This code is used to perform sentiment analysis on a dataset of customer reviews. It uses the SentimentIntensityAnalyzer function from the nltk library to analyze the sentiment of the text in the text column of the df dataframe. The function returns a dictionary of scores for different sentiments (positive, negative, neutral), with the compound score representing the overall sentiment of the text. The compound_score column is created by extracting the compound score from the dictionary, and the positive_negative column is created by applying a lambda function to the compound_score column that assigns the value "Positive" if the compound score is greater than 0 and "Negative" otherwise. The number of positive and negative reviews is then counted using the value_counts function. Finally, a new dataframe positive_data is created by filtering the original dataframe to only include rows with the value "Positive" in the positive_negative column.
These instructions will guide you through the process of running this code on your local machine.
You will need to have the following libraries installed:
pandas
nltk
You can install these libraries by running the following command:
pip install pandas nltk
- Download the customer_reviews.csv file and place it in a directory on your local machine.

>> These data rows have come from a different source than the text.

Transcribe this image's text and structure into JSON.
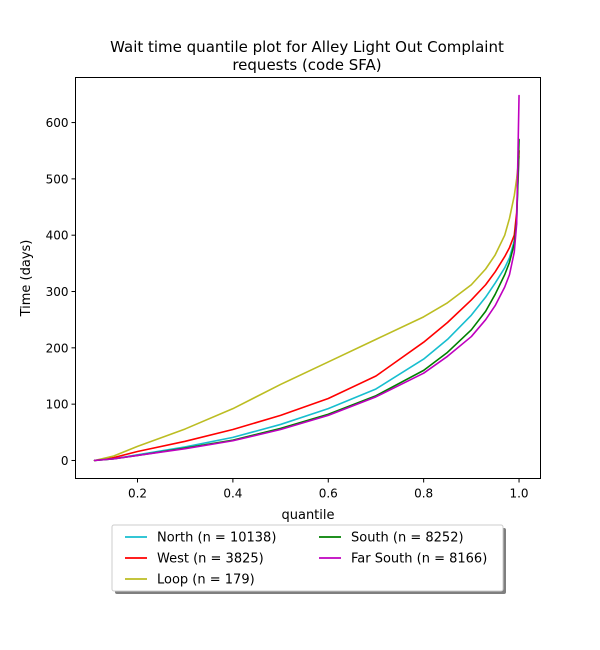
{
  "chart_data": {
    "type": "line",
    "title": "Wait time quantile plot for Alley Light Out Complaint\nrequests (code SFA)",
    "title_lines": [
      "Wait time quantile plot for Alley Light Out Complaint",
      "requests (code SFA)"
    ],
    "xlabel": "quantile",
    "ylabel": "Time (days)",
    "xlim": [
      0.07,
      1.045
    ],
    "ylim": [
      -32,
      680
    ],
    "xticks": [
      0.2,
      0.4,
      0.6,
      0.8,
      1.0
    ],
    "xtick_labels": [
      "0.2",
      "0.4",
      "0.6",
      "0.8",
      "1.0"
    ],
    "yticks": [
      0,
      100,
      200,
      300,
      400,
      500,
      600
    ],
    "ytick_labels": [
      "0",
      "100",
      "200",
      "300",
      "400",
      "500",
      "600"
    ],
    "grid": false,
    "legend_position": "below-center",
    "series": [
      {
        "name": "North (n = 10138)",
        "color": "#17becf",
        "x": [
          0.11,
          0.15,
          0.2,
          0.3,
          0.4,
          0.5,
          0.6,
          0.7,
          0.8,
          0.85,
          0.9,
          0.93,
          0.95,
          0.97,
          0.98,
          0.99,
          0.995,
          1.0
        ],
        "y": [
          0,
          3,
          10,
          24,
          41,
          64,
          92,
          127,
          180,
          215,
          258,
          290,
          315,
          342,
          360,
          390,
          430,
          540
        ]
      },
      {
        "name": "West (n = 3825)",
        "color": "#ff0000",
        "x": [
          0.11,
          0.15,
          0.2,
          0.3,
          0.4,
          0.5,
          0.6,
          0.7,
          0.8,
          0.85,
          0.9,
          0.93,
          0.95,
          0.97,
          0.98,
          0.99,
          0.995,
          1.0
        ],
        "y": [
          0,
          5,
          16,
          34,
          55,
          80,
          110,
          150,
          210,
          245,
          285,
          312,
          335,
          362,
          378,
          400,
          440,
          550
        ]
      },
      {
        "name": "Loop (n = 179)",
        "color": "#bcbd22",
        "x": [
          0.11,
          0.15,
          0.2,
          0.3,
          0.4,
          0.5,
          0.6,
          0.7,
          0.8,
          0.85,
          0.9,
          0.93,
          0.95,
          0.97,
          0.98,
          0.99,
          0.995,
          1.0
        ],
        "y": [
          0,
          8,
          25,
          56,
          92,
          135,
          175,
          215,
          255,
          280,
          312,
          340,
          365,
          400,
          430,
          470,
          500,
          540
        ]
      },
      {
        "name": "South (n = 8252)",
        "color": "#008000",
        "x": [
          0.11,
          0.15,
          0.2,
          0.3,
          0.4,
          0.5,
          0.6,
          0.7,
          0.8,
          0.85,
          0.9,
          0.93,
          0.95,
          0.97,
          0.98,
          0.99,
          0.995,
          1.0
        ],
        "y": [
          0,
          3,
          9,
          22,
          36,
          57,
          82,
          115,
          160,
          192,
          232,
          265,
          295,
          330,
          352,
          385,
          425,
          570
        ]
      },
      {
        "name": "Far South (n = 8166)",
        "color": "#bf00bf",
        "x": [
          0.11,
          0.15,
          0.2,
          0.3,
          0.4,
          0.5,
          0.6,
          0.7,
          0.8,
          0.85,
          0.9,
          0.93,
          0.95,
          0.97,
          0.98,
          0.99,
          0.995,
          1.0
        ],
        "y": [
          0,
          3,
          9,
          21,
          35,
          55,
          80,
          113,
          155,
          185,
          220,
          250,
          275,
          308,
          330,
          370,
          420,
          648
        ]
      }
    ]
  }
}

- Open the sentiment_analysis.py file and update the file path for the customer_reviews.csv file to the correct file path on your machine.
- Run the sentiment_analysis.py file.
- The customer_reviews.csv file is loaded into a pandas dataframe.
- The nltk library is imported and the vader_lexicon is downloaded.
- The SentimentIntensityAnalyzer function from nltk is called to perform sentiment analysis on the review text.
- A new column called "score" is added to the dataframe, which contains the sentiment scores for each review.
- A new column called "compound_score" is added to the dataframe, which extracts the compound score from the "score" column.
- A new column called "positive_negative" is added to the dataframe, which categorizes the review as positive or negative based on the compound score.
- The value_counts function is used to count the number of positive and negative reviews.
- A new dataframe called "positive_data" is created, which contains only the positive reviews.
The code will output the following:
The sentiment scores for the first review in the dataframe
The updated dataframe with the "score", "compound_score", and "positive_negative" columns
The count of positive and negative reviews
The dataframe containing only the positive reviews.